Aslında görsel açıdan ileri, hikaye açısından çok da güçlü olmamasına ve henüz stabil olmayan sürümünün yayılmasına rağmen böyle bir başarı sağladığı için bu oyunu diğerlerinden farklı kılan özellikleri masaya yatırmak gerek.

- Mevcut bir hayran kitlesine hitap etmesi

- Konum bazlı oynanış

- İnsanlar arası ilişkiler oluşturma

- (Biraz) Artırılmış gerçeklik

Pokemon Go ilk amacı sağlık olan bir oyun değil. Sağlıkla ilgili çıktıları oluşturan özellikler (konum bazlılık ve insanlar arası ilişkiler) aslında oyunun etkileşim unsurlarıdır. Ve bu unsurların amacı insanları oyuna bağlamaktır. Başarılı bir oyun olmasının ardında da bu yatmaktadır.

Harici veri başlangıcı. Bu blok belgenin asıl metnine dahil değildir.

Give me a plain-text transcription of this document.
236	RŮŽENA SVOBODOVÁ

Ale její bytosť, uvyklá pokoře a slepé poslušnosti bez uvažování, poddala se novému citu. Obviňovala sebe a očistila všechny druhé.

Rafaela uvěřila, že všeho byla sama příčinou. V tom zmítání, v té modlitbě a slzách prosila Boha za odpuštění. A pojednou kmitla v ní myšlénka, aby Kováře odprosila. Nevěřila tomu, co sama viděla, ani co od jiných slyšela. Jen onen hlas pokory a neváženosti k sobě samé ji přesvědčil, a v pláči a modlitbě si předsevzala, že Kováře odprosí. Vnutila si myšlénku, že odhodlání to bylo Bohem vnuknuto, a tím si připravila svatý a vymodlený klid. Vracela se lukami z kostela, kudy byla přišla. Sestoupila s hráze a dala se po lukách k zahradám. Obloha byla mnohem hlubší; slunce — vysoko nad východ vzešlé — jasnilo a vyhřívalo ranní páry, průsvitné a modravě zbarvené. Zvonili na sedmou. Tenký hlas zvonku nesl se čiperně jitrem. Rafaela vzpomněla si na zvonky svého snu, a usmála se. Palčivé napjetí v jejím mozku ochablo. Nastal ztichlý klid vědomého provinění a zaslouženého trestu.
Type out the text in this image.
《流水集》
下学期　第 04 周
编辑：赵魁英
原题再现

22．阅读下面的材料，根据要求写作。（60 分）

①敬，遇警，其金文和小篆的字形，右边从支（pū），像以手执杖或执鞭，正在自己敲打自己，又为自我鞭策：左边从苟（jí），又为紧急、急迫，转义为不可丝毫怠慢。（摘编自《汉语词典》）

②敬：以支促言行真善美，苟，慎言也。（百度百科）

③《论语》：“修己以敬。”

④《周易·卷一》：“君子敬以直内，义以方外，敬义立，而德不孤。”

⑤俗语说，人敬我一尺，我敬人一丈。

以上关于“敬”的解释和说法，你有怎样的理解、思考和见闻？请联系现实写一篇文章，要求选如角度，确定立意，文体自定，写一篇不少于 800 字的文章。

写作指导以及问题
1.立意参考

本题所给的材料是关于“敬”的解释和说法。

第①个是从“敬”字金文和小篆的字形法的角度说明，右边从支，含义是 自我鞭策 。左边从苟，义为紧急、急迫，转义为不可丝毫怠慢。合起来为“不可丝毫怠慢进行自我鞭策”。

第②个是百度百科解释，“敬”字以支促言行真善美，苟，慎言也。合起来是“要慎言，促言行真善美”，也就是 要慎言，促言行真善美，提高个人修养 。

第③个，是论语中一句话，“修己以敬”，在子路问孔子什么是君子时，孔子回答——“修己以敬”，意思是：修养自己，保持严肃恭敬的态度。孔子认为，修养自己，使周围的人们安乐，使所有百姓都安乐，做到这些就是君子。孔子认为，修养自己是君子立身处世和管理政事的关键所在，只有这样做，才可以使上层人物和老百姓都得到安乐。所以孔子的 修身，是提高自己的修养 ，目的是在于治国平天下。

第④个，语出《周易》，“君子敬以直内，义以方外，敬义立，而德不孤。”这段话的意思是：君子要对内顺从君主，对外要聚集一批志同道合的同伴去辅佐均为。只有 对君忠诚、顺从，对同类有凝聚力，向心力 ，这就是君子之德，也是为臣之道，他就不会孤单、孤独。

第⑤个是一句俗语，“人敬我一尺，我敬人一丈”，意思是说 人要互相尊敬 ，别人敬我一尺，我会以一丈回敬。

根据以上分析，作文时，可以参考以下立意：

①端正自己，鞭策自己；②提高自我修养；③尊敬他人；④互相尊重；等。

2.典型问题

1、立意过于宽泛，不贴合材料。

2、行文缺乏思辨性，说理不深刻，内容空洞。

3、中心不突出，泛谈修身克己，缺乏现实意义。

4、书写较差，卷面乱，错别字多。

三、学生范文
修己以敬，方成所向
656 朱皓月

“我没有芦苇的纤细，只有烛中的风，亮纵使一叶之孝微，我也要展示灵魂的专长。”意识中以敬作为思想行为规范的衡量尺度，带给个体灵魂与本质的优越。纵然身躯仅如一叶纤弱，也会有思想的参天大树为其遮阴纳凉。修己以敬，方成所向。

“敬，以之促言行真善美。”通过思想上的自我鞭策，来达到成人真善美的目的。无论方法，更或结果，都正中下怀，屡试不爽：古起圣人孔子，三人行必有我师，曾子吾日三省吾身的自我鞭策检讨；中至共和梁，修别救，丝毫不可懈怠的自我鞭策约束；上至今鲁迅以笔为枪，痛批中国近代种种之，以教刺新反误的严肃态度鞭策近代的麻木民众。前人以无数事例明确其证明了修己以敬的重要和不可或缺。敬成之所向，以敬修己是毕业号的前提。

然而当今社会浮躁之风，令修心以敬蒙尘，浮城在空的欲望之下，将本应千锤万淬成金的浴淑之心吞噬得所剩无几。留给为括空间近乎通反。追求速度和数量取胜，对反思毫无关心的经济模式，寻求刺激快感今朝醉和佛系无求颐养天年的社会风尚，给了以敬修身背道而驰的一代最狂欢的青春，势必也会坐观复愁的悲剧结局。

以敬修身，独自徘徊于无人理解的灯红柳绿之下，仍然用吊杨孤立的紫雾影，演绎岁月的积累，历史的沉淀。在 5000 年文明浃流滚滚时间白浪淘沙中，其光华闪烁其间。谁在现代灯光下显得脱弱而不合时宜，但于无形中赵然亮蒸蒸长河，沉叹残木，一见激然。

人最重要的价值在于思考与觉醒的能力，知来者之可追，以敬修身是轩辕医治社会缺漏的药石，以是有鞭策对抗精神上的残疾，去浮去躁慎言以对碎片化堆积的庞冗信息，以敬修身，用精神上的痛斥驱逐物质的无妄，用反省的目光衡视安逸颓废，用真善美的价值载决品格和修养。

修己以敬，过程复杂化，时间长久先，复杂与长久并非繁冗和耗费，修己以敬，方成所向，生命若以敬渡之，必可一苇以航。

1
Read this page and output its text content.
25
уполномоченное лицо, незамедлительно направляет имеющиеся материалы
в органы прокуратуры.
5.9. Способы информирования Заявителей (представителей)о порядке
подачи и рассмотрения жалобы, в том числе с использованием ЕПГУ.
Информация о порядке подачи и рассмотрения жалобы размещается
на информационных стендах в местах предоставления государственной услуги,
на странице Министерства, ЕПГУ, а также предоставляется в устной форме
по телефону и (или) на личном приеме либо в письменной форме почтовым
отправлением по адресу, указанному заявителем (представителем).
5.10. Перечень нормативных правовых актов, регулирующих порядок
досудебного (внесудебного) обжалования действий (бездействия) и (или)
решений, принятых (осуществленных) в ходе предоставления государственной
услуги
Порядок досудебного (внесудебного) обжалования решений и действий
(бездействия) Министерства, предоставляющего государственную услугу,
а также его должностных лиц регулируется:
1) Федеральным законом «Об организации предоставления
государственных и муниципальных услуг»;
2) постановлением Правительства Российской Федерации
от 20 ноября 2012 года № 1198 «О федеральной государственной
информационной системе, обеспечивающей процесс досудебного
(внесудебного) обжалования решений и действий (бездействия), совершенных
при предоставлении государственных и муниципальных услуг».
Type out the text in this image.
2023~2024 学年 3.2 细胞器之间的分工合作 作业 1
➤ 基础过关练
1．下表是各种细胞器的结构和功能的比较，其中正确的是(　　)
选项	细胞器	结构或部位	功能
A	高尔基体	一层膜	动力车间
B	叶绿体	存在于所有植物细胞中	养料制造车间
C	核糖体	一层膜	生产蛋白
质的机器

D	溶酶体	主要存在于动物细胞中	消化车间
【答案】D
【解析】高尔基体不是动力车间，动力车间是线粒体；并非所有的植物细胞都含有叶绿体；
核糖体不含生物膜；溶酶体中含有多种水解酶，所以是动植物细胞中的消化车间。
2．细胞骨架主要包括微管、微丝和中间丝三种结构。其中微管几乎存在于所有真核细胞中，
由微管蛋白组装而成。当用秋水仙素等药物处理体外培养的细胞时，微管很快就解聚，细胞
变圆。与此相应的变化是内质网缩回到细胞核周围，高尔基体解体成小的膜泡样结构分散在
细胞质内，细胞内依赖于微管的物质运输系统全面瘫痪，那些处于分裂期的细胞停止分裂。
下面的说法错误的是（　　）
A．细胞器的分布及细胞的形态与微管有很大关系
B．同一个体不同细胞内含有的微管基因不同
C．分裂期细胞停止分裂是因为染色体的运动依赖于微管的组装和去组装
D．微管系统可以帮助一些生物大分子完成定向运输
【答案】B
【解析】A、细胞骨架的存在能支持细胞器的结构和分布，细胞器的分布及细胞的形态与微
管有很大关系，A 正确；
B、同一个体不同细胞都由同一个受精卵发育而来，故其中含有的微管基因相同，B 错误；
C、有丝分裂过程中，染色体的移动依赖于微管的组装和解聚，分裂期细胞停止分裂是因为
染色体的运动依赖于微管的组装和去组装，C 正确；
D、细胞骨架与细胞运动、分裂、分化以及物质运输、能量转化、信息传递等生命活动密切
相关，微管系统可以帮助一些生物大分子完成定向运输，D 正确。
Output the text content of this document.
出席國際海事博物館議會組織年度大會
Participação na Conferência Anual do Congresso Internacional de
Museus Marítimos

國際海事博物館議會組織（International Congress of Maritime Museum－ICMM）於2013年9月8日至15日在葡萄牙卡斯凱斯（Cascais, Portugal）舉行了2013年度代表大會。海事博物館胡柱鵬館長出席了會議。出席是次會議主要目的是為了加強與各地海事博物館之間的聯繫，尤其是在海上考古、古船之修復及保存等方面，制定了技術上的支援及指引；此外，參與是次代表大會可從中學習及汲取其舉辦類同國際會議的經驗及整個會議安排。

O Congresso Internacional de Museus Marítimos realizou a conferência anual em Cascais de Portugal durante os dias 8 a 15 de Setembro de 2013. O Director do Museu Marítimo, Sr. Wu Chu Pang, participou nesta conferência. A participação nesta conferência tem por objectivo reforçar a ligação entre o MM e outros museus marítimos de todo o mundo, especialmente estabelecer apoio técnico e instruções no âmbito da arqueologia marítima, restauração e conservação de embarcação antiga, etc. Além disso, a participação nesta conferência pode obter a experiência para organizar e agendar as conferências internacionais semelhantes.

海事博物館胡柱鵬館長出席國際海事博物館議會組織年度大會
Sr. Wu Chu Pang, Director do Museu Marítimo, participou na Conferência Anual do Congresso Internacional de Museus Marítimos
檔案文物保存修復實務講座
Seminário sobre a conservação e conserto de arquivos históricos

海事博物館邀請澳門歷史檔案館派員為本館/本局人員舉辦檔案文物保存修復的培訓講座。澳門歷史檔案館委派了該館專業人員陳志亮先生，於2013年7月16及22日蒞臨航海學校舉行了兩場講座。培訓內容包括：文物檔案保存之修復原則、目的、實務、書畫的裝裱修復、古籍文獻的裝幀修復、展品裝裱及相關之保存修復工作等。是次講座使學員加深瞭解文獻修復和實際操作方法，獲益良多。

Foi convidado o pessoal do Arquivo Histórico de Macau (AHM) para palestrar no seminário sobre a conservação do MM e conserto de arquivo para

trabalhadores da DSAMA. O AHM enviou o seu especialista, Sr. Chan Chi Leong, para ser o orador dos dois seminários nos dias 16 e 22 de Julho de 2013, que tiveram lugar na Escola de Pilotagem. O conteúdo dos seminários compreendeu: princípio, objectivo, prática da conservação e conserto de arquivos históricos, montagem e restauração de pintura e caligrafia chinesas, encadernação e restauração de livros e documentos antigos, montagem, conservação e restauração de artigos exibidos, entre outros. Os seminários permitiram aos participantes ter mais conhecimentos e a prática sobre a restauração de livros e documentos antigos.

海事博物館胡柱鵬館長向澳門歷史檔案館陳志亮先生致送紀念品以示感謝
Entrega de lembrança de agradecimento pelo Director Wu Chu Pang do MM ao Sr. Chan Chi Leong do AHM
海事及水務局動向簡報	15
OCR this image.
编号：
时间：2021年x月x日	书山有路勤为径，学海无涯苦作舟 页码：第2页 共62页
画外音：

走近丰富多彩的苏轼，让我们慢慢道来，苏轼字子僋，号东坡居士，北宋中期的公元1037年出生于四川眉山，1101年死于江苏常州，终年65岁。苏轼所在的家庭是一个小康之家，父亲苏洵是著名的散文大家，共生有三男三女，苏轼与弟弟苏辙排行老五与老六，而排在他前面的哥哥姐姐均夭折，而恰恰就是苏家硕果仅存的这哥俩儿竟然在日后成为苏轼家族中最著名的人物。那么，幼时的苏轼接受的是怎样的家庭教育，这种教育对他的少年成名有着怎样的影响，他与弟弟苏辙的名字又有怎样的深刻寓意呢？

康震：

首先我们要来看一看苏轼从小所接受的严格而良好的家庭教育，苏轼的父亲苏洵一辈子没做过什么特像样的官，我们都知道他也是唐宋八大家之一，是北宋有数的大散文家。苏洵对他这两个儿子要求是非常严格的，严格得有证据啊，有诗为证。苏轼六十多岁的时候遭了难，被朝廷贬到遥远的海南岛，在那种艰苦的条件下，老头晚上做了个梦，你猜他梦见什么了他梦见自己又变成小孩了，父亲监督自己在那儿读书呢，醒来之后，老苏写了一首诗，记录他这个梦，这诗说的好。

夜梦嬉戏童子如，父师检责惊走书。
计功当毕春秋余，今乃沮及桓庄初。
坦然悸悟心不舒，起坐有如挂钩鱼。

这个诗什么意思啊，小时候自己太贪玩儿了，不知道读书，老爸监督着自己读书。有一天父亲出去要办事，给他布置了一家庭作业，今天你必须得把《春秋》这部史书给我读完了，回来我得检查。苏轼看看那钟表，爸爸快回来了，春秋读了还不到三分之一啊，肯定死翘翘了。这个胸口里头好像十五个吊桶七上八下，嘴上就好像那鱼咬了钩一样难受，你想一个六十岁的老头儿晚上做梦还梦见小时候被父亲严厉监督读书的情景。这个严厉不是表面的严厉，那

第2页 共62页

Bununla beraber öncelikle sağlığı düşünerek tasarlanan mobil uygulamalar ise kullanıcılara belki didaktik geldiğinden, belki de etkileşim unsurları bu kadar maharetli yerleştirilmediğinden istenilen etkiyi oluşturmaya yetmemektedir.

Birincil amacı olmasa dahi toplumda bir sağlık faydası oluşturmayı başaran bir uygulama pek tabii itici sağlık uygulamalarından yeğdir. İkisinin bir arada olması ne kadar mümkündür tartışılır ama insanları oturdukları yerden kaldıracak, gerçek hayatla ve fiziksel aktivite ile buluşturacak bu gibi oyunlar ümit vericidir. Küresel sağlık sorunlarıyla başa çıkmak için de yepyeni imkanlar sunmaktadır.

O halde insanların bir ön kabulünü de tekrar düşünmenin zamanıdır: Keyifli olan her şey sağlıksız, sağlıklı olan şeyler de can sıkıcı olmak zorunda mı?

Tüm ilaçlar acı mı olmalı?

Sence?


Hüseyin Küçükali'ın Yazısı.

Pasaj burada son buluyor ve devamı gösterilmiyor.